Skip to main content

Module stream_join

Module stream_join 

Source
Expand description

§Stream-Stream Join Operators

Implementation of time-bounded joins between two event streams.

Stream-stream joins match events from two streams based on a join key and a time bound.

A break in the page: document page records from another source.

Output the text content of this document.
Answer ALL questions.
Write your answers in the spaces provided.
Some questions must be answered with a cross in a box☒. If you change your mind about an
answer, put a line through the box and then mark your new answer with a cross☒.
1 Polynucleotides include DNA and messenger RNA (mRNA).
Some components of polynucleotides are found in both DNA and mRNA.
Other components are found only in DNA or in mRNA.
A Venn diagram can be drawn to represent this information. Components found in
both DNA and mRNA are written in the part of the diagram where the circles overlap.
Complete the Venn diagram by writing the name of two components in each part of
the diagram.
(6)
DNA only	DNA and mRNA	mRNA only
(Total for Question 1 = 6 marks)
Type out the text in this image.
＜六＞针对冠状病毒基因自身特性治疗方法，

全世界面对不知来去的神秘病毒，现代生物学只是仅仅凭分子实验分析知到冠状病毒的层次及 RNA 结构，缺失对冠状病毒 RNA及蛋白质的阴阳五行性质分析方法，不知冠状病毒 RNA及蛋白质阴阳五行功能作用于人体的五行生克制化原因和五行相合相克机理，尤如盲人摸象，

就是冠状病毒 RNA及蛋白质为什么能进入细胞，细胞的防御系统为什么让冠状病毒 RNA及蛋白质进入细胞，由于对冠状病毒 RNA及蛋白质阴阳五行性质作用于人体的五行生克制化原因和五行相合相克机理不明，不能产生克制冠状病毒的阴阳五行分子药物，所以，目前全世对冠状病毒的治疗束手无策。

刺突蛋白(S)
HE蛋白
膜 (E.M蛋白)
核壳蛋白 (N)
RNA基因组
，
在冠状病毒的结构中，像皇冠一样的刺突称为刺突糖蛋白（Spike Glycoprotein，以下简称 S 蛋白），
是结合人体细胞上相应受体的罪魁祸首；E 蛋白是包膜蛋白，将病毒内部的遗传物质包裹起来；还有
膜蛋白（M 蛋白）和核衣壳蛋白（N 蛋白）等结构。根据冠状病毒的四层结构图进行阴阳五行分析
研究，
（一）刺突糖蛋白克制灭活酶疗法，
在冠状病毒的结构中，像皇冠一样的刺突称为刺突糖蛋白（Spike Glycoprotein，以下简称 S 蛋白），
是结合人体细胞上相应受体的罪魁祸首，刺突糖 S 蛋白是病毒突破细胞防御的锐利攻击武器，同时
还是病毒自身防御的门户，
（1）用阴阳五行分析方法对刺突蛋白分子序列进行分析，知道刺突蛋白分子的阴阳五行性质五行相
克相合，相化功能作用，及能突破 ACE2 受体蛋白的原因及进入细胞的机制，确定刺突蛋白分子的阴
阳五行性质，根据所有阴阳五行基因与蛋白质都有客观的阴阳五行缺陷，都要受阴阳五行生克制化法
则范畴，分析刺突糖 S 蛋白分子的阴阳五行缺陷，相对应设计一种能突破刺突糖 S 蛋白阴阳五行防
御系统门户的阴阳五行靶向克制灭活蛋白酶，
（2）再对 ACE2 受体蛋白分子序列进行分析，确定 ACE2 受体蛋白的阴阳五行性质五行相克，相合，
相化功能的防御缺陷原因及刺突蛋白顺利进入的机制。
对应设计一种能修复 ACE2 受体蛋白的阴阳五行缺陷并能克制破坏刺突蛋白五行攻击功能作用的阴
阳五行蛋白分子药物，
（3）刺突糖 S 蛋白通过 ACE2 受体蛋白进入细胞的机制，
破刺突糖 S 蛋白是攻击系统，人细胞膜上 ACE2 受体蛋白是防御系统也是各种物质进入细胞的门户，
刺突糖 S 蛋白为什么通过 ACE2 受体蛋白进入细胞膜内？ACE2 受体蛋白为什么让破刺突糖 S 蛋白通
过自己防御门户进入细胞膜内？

Events are matched if they share a key and their timestamps fall within the specified time window.

§Join Types

  • Inner: Only emit matched pairs
  • Left: Emit all left events, with right match if exists
  • Right: Emit all right events, with left match if exists
  • Full: Emit all events, with matches where they exist
  • Left Semi: Emit left rows that have at least one match (left columns only)
  • Left Anti: Emit left rows with no match within the time bound (left columns only)
  • Right Semi/Anti: Mirror of left variants

§Example

use laminar_core::operator::stream_join::{
    StreamJoinOperator, JoinType, JoinSide, StreamJoinConfig, JoinRowEncoding,
};
use std::time::Duration;

// Basic join (backward compatible)
let operator = StreamJoinOperator::new(
    "order_id".to_string(),  // left key column
    "order_id".to_string(),  // right key column
    Duration::from_secs(3600), // 1 hour time bound
    JoinType::Inner,
);

// Optimized join with CPU-friendly encoding
let config = StreamJoinConfig::builder()
    .left_key_column("order_id")
    .right_key_column("order_id")
    .time_bound(Duration::from_secs(3600))
    .join_type(JoinType::Inner)
    .row_encoding(JoinRowEncoding::CpuFriendly)  // 30-50% faster for memory-resident state
    .asymmetric_compaction(true)                  // Skip compaction on finished sides
    .per_key_tracking(true)                       // Aggressive cleanup for sparse keys
    .build()
    .unwrap();
let optimized_operator = StreamJoinOperator::from_config(config);

§SQL Syntax

SELECT o.*, p.status
FROM orders o
JOIN payments p
    ON o.order_id = p.order_id
    AND p.ts BETWEEN o.ts AND o.ts + INTERVAL '1' HOUR;

-- Session variables for optimization
SET streaming_join_row_encoding = 'cpu_friendly';
SET streaming_join_asymmetric_compaction = true;

§State Management

Events are stored in state with keys formatted as:

  • sjl:<key_hash>:<timestamp>:<event_id> for left events
  • sjr:<key_hash>:<timestamp>:<event_id> for right events

State is automatically cleaned up when watermark passes event_timestamp + time_bound.

§Optimizations

  • CPU-Friendly Encoding: Inlines primitive values for faster access (30-50% improvement)
  • Asymmetric Compaction: Skips compaction on finished/idle sides
  • Per-Key Tracking: Aggressive cleanup for sparse key patterns
  • Build-Side Pruning: Early pruning based on probe-side watermark

Structs§

ArchivedJoinRow
An archived JoinRow
JoinMetrics
Metrics for tracking join operations.
JoinRow
A stored join row containing serialized event data.
JoinRowResolver
The resolver for an archived JoinRow
KeyMetadata
Per-key metadata for cleanup tracking.
SideStats
Per-side statistics for asymmetric optimization.
StreamJoinConfig
Configuration for stream-stream joins.
StreamJoinConfigBuilder
Builder for StreamJoinConfig.
StreamJoinOperator
Stream-stream join operator.

Enums§

JoinRowEncoding
Row encoding strategy for join state.
JoinSide
Identifies which side of the join an event came from.
JoinType
Join type for stream-stream joins.